DESC INTEGRATION my_s3_storage_int;
Call the SYSTEM$GET_AWS_SNS_IAM_POLICY system function to generate an IAM policy that grants the new SQS queue permission to subscribe to your SNS topic. Snowflake created the new SQS queue in your target account when you replicated the failover group from your source account.
SELECT SYSTEM$GET_AWS_SNS_IAM_POLICY('<topic_arn>');
topic_arn
is the Amazon Resource Name (ARN) of the SNS topic that you created for the original pipe in your source account.Refresh the objects in your new failover group.
ALTER FAILOVER GROUP my_pipe_failover_group REFRESH;
Finally, promote the target account to serve as the source account with the ALTER FAILOVER GROUP command.
ALTER FAILOVER GROUP my_pipe_failover_group PRIMARY;
The
mypipe
pipe will begin to load any data that was made available since the last time the failover group was refreshed in the source account.To verify that the replicated pipe is working, query the table from the pipe’s COPY statement.
SELECT * FROM mytable;
Migrate to Amazon Simple Notification Service (SNS)¶
This section covers how to migrate from sending Amazon S3 event notifications directly to an Amazon Simple Queue Service (SQS) queue to using an Amazon Simple Notification Service (SNS) topic for the following scenarios:
When you replicate a directory table or pipe, Snowflake creates a new SQS queue in your target account to handle automation. You can configure a single SNS topic to deliver event notifications from your S3 bucket to all SQS queues across multiple accounts. By broadcasting your S3 event notification(s) to every SQS queue, you reduce the risk of losing notifications and data after failover.
Note
If you already use SNS, migration is not necessary. Instead, follow the usual steps to configure automation with SNS for secondary directory tables or auto-ingest pipes before failover.
Prerequisites¶
To migrate, you must meet the following conditions:
You have already set up one or more event notifications for your S3 bucket. For instructions, see the topic for your use case:
You have already created a replication or failover group in a target account that includes a stage with a directory table or a pipe.
Migrate to an SNS Topic¶
Create an SNS topic in your AWS account. For instructions, see Creating an Amazon SNS topic in the AWS SNS documentation.

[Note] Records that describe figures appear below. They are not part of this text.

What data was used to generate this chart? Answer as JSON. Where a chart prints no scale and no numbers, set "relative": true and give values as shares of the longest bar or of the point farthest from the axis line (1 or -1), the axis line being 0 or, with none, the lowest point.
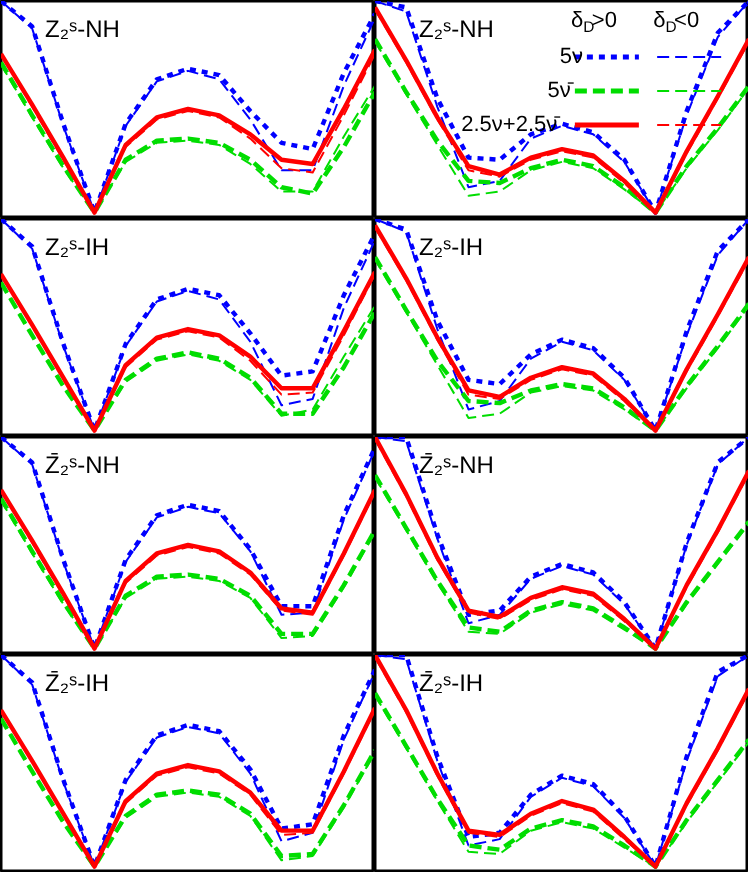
{
  "chart_data": [
    {
      "type": "line",
      "title": "Z₂ˢ-NH",
      "relative": true,
      "categories": [
        null,
        null,
        null,
        null,
        null,
        null,
        null,
        null,
        null,
        null,
        null,
        null,
        null
      ],
      "series": [
        {
          "color": "#0000ff",
          "line_style": "dotted",
          "values": [
            1.0,
            0.88,
            0.42,
            0,
            0.42,
            0.63,
            0.68,
            0.65,
            0.48,
            0.33,
            0.3,
            0.66,
            0.94
          ]
        },
        {
          "color": "#0000ff",
          "line_style": "dashed",
          "values": [
            1.0,
            0.87,
            0.41,
            0,
            0.41,
            0.62,
            0.67,
            0.63,
            0.44,
            0.2,
            0.2,
            0.6,
            0.92
          ]
        },
        {
          "color": "#00dd00",
          "line_style": "dashed",
          "values": [
            0.71,
            0.46,
            0.22,
            0,
            0.25,
            0.34,
            0.35,
            0.33,
            0.25,
            0.12,
            0.09,
            0.31,
            0.57
          ]
        },
        {
          "color": "#00dd00",
          "line_style": "dashed",
          "values": [
            0.7,
            0.45,
            0.21,
            0,
            0.24,
            0.33,
            0.34,
            0.32,
            0.23,
            0.1,
            0.1,
            0.36,
            0.6
          ]
        },
        {
          "color": "#ff0000",
          "line_style": "solid",
          "values": [
            0.75,
            0.51,
            0.26,
            0,
            0.32,
            0.45,
            0.49,
            0.46,
            0.37,
            0.25,
            0.23,
            0.49,
            0.77
          ]
        },
        {
          "color": "#ff0000",
          "line_style": "dashed",
          "values": [
            0.75,
            0.5,
            0.25,
            0,
            0.31,
            0.44,
            0.48,
            0.45,
            0.35,
            0.21,
            0.19,
            0.46,
            0.75
          ]
        }
      ]
    },
    {
      "type": "line",
      "title": "Z₂ˢ-NH",
      "relative": true,
      "legend": "top right",
      "annotations": [
        "δ$_{D}$>0",
        "δ$_{D}$<0"
      ],
      "categories": [
        null,
        null,
        null,
        null,
        null,
        null,
        null,
        null,
        null,
        null,
        null,
        null,
        null
      ],
      "series": [
        {
          "name": "5ν",
          "color": "#0000ff",
          "line_style": "dotted",
          "values": [
            1.0,
            0.97,
            0.54,
            0.26,
            0.25,
            0.37,
            0.42,
            0.38,
            0.25,
            0,
            0.48,
            0.85,
            1.0
          ]
        },
        {
          "color": "#0000ff",
          "line_style": "dashed",
          "values": [
            1.0,
            0.95,
            0.5,
            0.12,
            0.15,
            0.35,
            0.41,
            0.37,
            0.24,
            0,
            0.46,
            0.83,
            1.0
          ]
        },
        {
          "name": "5ν̄",
          "color": "#00dd00",
          "line_style": "dashed",
          "values": [
            0.82,
            0.57,
            0.34,
            0.15,
            0.14,
            0.21,
            0.25,
            0.22,
            0.12,
            0,
            0.22,
            0.4,
            0.6
          ]
        },
        {
          "color": "#00dd00",
          "line_style": "dashed",
          "values": [
            0.81,
            0.56,
            0.32,
            0.08,
            0.1,
            0.2,
            0.24,
            0.21,
            0.11,
            0,
            0.21,
            0.39,
            0.59
          ]
        },
        {
          "name": "2.5ν+2.5ν̄",
          "color": "#ff0000",
          "line_style": "solid",
          "values": [
            0.97,
            0.72,
            0.45,
            0.22,
            0.18,
            0.26,
            0.3,
            0.27,
            0.15,
            0,
            0.29,
            0.55,
            0.82
          ]
        },
        {
          "color": "#ff0000",
          "line_style": "dashed",
          "values": [
            0.96,
            0.71,
            0.44,
            0.2,
            0.17,
            0.25,
            0.29,
            0.26,
            0.14,
            0,
            0.28,
            0.54,
            0.81
          ]
        }
      ]
    },
    {
      "type": "line",
      "title": "Z₂ˢ-IH",
      "relative": true,
      "categories": [
        null,
        null,
        null,
        null,
        null,
        null,
        null,
        null,
        null,
        null,
        null,
        null,
        null
      ],
      "series": [
        {
          "color": "#0000ff",
          "line_style": "dotted",
          "values": [
            1.0,
            0.87,
            0.41,
            0,
            0.41,
            0.62,
            0.67,
            0.64,
            0.46,
            0.26,
            0.28,
            0.64,
            0.93
          ]
        },
        {
          "color": "#0000ff",
          "line_style": "dashed",
          "values": [
            1.0,
            0.86,
            0.4,
            0,
            0.4,
            0.61,
            0.66,
            0.62,
            0.42,
            0.12,
            0.15,
            0.58,
            0.9
          ]
        },
        {
          "color": "#00dd00",
          "line_style": "dashed",
          "values": [
            0.7,
            0.45,
            0.21,
            0,
            0.24,
            0.34,
            0.37,
            0.34,
            0.25,
            0.08,
            0.08,
            0.3,
            0.56
          ]
        },
        {
          "color": "#00dd00",
          "line_style": "dashed",
          "values": [
            0.7,
            0.45,
            0.21,
            0,
            0.23,
            0.33,
            0.36,
            0.33,
            0.24,
            0.07,
            0.1,
            0.35,
            0.59
          ]
        },
        {
          "color": "#ff0000",
          "line_style": "solid",
          "values": [
            0.74,
            0.5,
            0.25,
            0,
            0.31,
            0.44,
            0.48,
            0.45,
            0.35,
            0.2,
            0.2,
            0.47,
            0.75
          ]
        },
        {
          "color": "#ff0000",
          "line_style": "dashed",
          "values": [
            0.74,
            0.5,
            0.25,
            0,
            0.3,
            0.43,
            0.47,
            0.44,
            0.33,
            0.17,
            0.18,
            0.45,
            0.74
          ]
        }
      ]
    },
    {
      "type": "line",
      "title": "Z₂ˢ-IH",
      "relative": true,
      "categories": [
        null,
        null,
        null,
        null,
        null,
        null,
        null,
        null,
        null,
        null,
        null,
        null,
        null
      ],
      "series": [
        {
          "color": "#0000ff",
          "line_style": "dotted",
          "values": [
            1.0,
            0.95,
            0.52,
            0.24,
            0.22,
            0.36,
            0.43,
            0.39,
            0.25,
            0,
            0.47,
            0.85,
            1.0
          ]
        },
        {
          "color": "#0000ff",
          "line_style": "dashed",
          "values": [
            1.0,
            0.94,
            0.48,
            0.1,
            0.14,
            0.34,
            0.42,
            0.38,
            0.24,
            0,
            0.45,
            0.83,
            1.0
          ]
        },
        {
          "color": "#00dd00",
          "line_style": "dashed",
          "values": [
            0.82,
            0.57,
            0.33,
            0.14,
            0.13,
            0.19,
            0.22,
            0.2,
            0.11,
            0,
            0.21,
            0.4,
            0.6
          ]
        },
        {
          "color": "#00dd00",
          "line_style": "dashed",
          "values": [
            0.81,
            0.56,
            0.31,
            0.06,
            0.08,
            0.18,
            0.21,
            0.19,
            0.1,
            0,
            0.2,
            0.39,
            0.59
          ]
        },
        {
          "color": "#ff0000",
          "line_style": "solid",
          "values": [
            0.97,
            0.72,
            0.44,
            0.19,
            0.16,
            0.25,
            0.3,
            0.27,
            0.15,
            0,
            0.29,
            0.55,
            0.82
          ]
        },
        {
          "color": "#ff0000",
          "line_style": "dashed",
          "values": [
            0.96,
            0.71,
            0.43,
            0.17,
            0.15,
            0.24,
            0.29,
            0.26,
            0.14,
            0,
            0.28,
            0.54,
            0.81
          ]
        }
      ]
    },
    {
      "type": "line",
      "title": "Z̄₂ˢ-NH",
      "relative": true,
      "categories": [
        null,
        null,
        null,
        null,
        null,
        null,
        null,
        null,
        null,
        null,
        null,
        null,
        null
      ],
      "series": [
        {
          "color": "#0000ff",
          "line_style": "dotted",
          "values": [
            1.0,
            0.88,
            0.42,
            0,
            0.42,
            0.63,
            0.68,
            0.65,
            0.47,
            0.2,
            0.2,
            0.63,
            0.95
          ]
        },
        {
          "color": "#0000ff",
          "line_style": "dashed",
          "values": [
            1.0,
            0.87,
            0.41,
            0,
            0.41,
            0.62,
            0.67,
            0.64,
            0.46,
            0.16,
            0.17,
            0.61,
            0.94
          ]
        },
        {
          "color": "#00dd00",
          "line_style": "dashed",
          "values": [
            0.71,
            0.46,
            0.22,
            0,
            0.25,
            0.34,
            0.35,
            0.33,
            0.25,
            0.07,
            0.07,
            0.3,
            0.56
          ]
        },
        {
          "color": "#00dd00",
          "line_style": "dashed",
          "values": [
            0.7,
            0.45,
            0.21,
            0,
            0.24,
            0.33,
            0.34,
            0.32,
            0.24,
            0.05,
            0.06,
            0.29,
            0.55
          ]
        },
        {
          "color": "#ff0000",
          "line_style": "solid",
          "values": [
            0.75,
            0.51,
            0.26,
            0,
            0.32,
            0.45,
            0.49,
            0.46,
            0.36,
            0.19,
            0.17,
            0.45,
            0.75
          ]
        },
        {
          "color": "#ff0000",
          "line_style": "dashed",
          "values": [
            0.75,
            0.5,
            0.25,
            0,
            0.31,
            0.44,
            0.48,
            0.45,
            0.35,
            0.18,
            0.16,
            0.44,
            0.74
          ]
        }
      ]
    },
    {
      "type": "line",
      "title": "Z̄₂ˢ-NH",
      "relative": true,
      "categories": [
        null,
        null,
        null,
        null,
        null,
        null,
        null,
        null,
        null,
        null,
        null,
        null,
        null
      ],
      "series": [
        {
          "color": "#0000ff",
          "line_style": "dotted",
          "values": [
            1.0,
            1.0,
            0.54,
            0.16,
            0.18,
            0.34,
            0.4,
            0.36,
            0.22,
            0,
            0.5,
            0.88,
            1.0
          ]
        },
        {
          "color": "#0000ff",
          "line_style": "dashed",
          "values": [
            1.0,
            0.98,
            0.52,
            0.12,
            0.16,
            0.33,
            0.39,
            0.35,
            0.21,
            0,
            0.49,
            0.87,
            1.0
          ]
        },
        {
          "color": "#00dd00",
          "line_style": "dashed",
          "values": [
            0.82,
            0.57,
            0.32,
            0.1,
            0.08,
            0.18,
            0.22,
            0.19,
            0.1,
            0,
            0.22,
            0.41,
            0.6
          ]
        },
        {
          "color": "#00dd00",
          "line_style": "dashed",
          "values": [
            0.81,
            0.56,
            0.31,
            0.08,
            0.07,
            0.17,
            0.21,
            0.18,
            0.09,
            0,
            0.21,
            0.4,
            0.59
          ]
        },
        {
          "color": "#ff0000",
          "line_style": "solid",
          "values": [
            1.0,
            0.73,
            0.43,
            0.18,
            0.15,
            0.24,
            0.29,
            0.26,
            0.14,
            0,
            0.3,
            0.56,
            0.84
          ]
        },
        {
          "color": "#ff0000",
          "line_style": "dashed",
          "values": [
            0.99,
            0.72,
            0.42,
            0.17,
            0.14,
            0.23,
            0.28,
            0.25,
            0.13,
            0,
            0.29,
            0.55,
            0.83
          ]
        }
      ]
    },
    {
      "type": "line",
      "title": "Z̄₂ˢ-IH",
      "relative": true,
      "categories": [
        null,
        null,
        null,
        null,
        null,
        null,
        null,
        null,
        null,
        null,
        null,
        null,
        null
      ],
      "series": [
        {
          "color": "#0000ff",
          "line_style": "dotted",
          "values": [
            1.0,
            0.87,
            0.41,
            0,
            0.41,
            0.62,
            0.67,
            0.64,
            0.46,
            0.18,
            0.2,
            0.62,
            0.93
          ]
        },
        {
          "color": "#0000ff",
          "line_style": "dashed",
          "values": [
            1.0,
            0.86,
            0.4,
            0,
            0.4,
            0.61,
            0.66,
            0.63,
            0.44,
            0.12,
            0.16,
            0.6,
            0.92
          ]
        },
        {
          "color": "#00dd00",
          "line_style": "dashed",
          "values": [
            0.7,
            0.45,
            0.21,
            0,
            0.24,
            0.34,
            0.36,
            0.34,
            0.25,
            0.05,
            0.06,
            0.29,
            0.55
          ]
        },
        {
          "color": "#00dd00",
          "line_style": "dashed",
          "values": [
            0.7,
            0.45,
            0.21,
            0,
            0.23,
            0.33,
            0.35,
            0.33,
            0.24,
            0.03,
            0.05,
            0.28,
            0.54
          ]
        },
        {
          "color": "#ff0000",
          "line_style": "solid",
          "values": [
            0.74,
            0.5,
            0.25,
            0,
            0.31,
            0.44,
            0.48,
            0.45,
            0.35,
            0.17,
            0.17,
            0.45,
            0.75
          ]
        },
        {
          "color": "#ff0000",
          "line_style": "dashed",
          "values": [
            0.74,
            0.5,
            0.25,
            0,
            0.3,
            0.43,
            0.47,
            0.44,
            0.34,
            0.15,
            0.16,
            0.44,
            0.74
          ]
        }
      ]
    },
    {
      "type": "line",
      "title": "Z̄₂ˢ-IH",
      "relative": true,
      "categories": [
        null,
        null,
        null,
        null,
        null,
        null,
        null,
        null,
        null,
        null,
        null,
        null,
        null
      ],
      "series": [
        {
          "color": "#0000ff",
          "line_style": "dotted",
          "values": [
            1.0,
            1.0,
            0.52,
            0.14,
            0.16,
            0.34,
            0.43,
            0.39,
            0.24,
            0,
            0.52,
            0.92,
            1.0
          ]
        },
        {
          "color": "#0000ff",
          "line_style": "dashed",
          "values": [
            1.0,
            0.98,
            0.5,
            0.1,
            0.13,
            0.33,
            0.42,
            0.38,
            0.23,
            0,
            0.5,
            0.9,
            1.0
          ]
        },
        {
          "color": "#00dd00",
          "line_style": "dashed",
          "values": [
            0.82,
            0.57,
            0.32,
            0.1,
            0.08,
            0.18,
            0.22,
            0.19,
            0.1,
            0,
            0.22,
            0.41,
            0.6
          ]
        },
        {
          "color": "#00dd00",
          "line_style": "dashed",
          "values": [
            0.81,
            0.56,
            0.31,
            0.07,
            0.06,
            0.17,
            0.21,
            0.18,
            0.09,
            0,
            0.21,
            0.4,
            0.59
          ]
        },
        {
          "color": "#ff0000",
          "line_style": "solid",
          "values": [
            1.0,
            0.74,
            0.44,
            0.17,
            0.15,
            0.25,
            0.31,
            0.27,
            0.14,
            0,
            0.3,
            0.56,
            0.84
          ]
        },
        {
          "color": "#ff0000",
          "line_style": "dashed",
          "values": [
            0.99,
            0.73,
            0.43,
            0.16,
            0.14,
            0.24,
            0.3,
            0.26,
            0.13,
            0,
            0.29,
            0.55,
            0.83
          ]
        }
      ]
    }
  ]
}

Subscribe your target destinations (for example, other SQS queues or AWS Lambda workloads) for your S3 event notification(s) to your SNS topic. SNS publishes event notifications for your bucket to all subscribers to the topic. For instructions, see the AWS SNS documentation.
Update the access policy for your topic with the following permissions:
Allow the Snowflake IAM user to subscribe the SQS queue that is in your target account to your topic.
Allow Amazon S3 to publish event notifications from your bucket to the SNS topic.
For instructions, see Step 1: Subscribe the Snowflake SQS Queue to the SNS Topic.
In your target Snowflake account, call the SYSTEM$CONVERT_PIPES_SQS_TO_SNS function. The function subscribes the SQS queue in your target account to your SNS topic without interrupting metadata synchronization or ingestion work.
Specify your S3 bucket name and SNS topic ARN.
SELECT SYSTEM$CONVERT_PIPES_SQS_TO_SNS('s3_mybucket', 'arn:aws:sns:us-west-2:001234567890:MySNSTopic')
Update your S3 event notifications to use your SNS topic as a destination. For instructions, see the Amazon S3 User Guide.
After you complete these steps, the SQS queue automatically unbinds from your S3 event notification(s). All of the directory tables and pipes that use the specified S3 bucket will start using SNS as the source of notifications.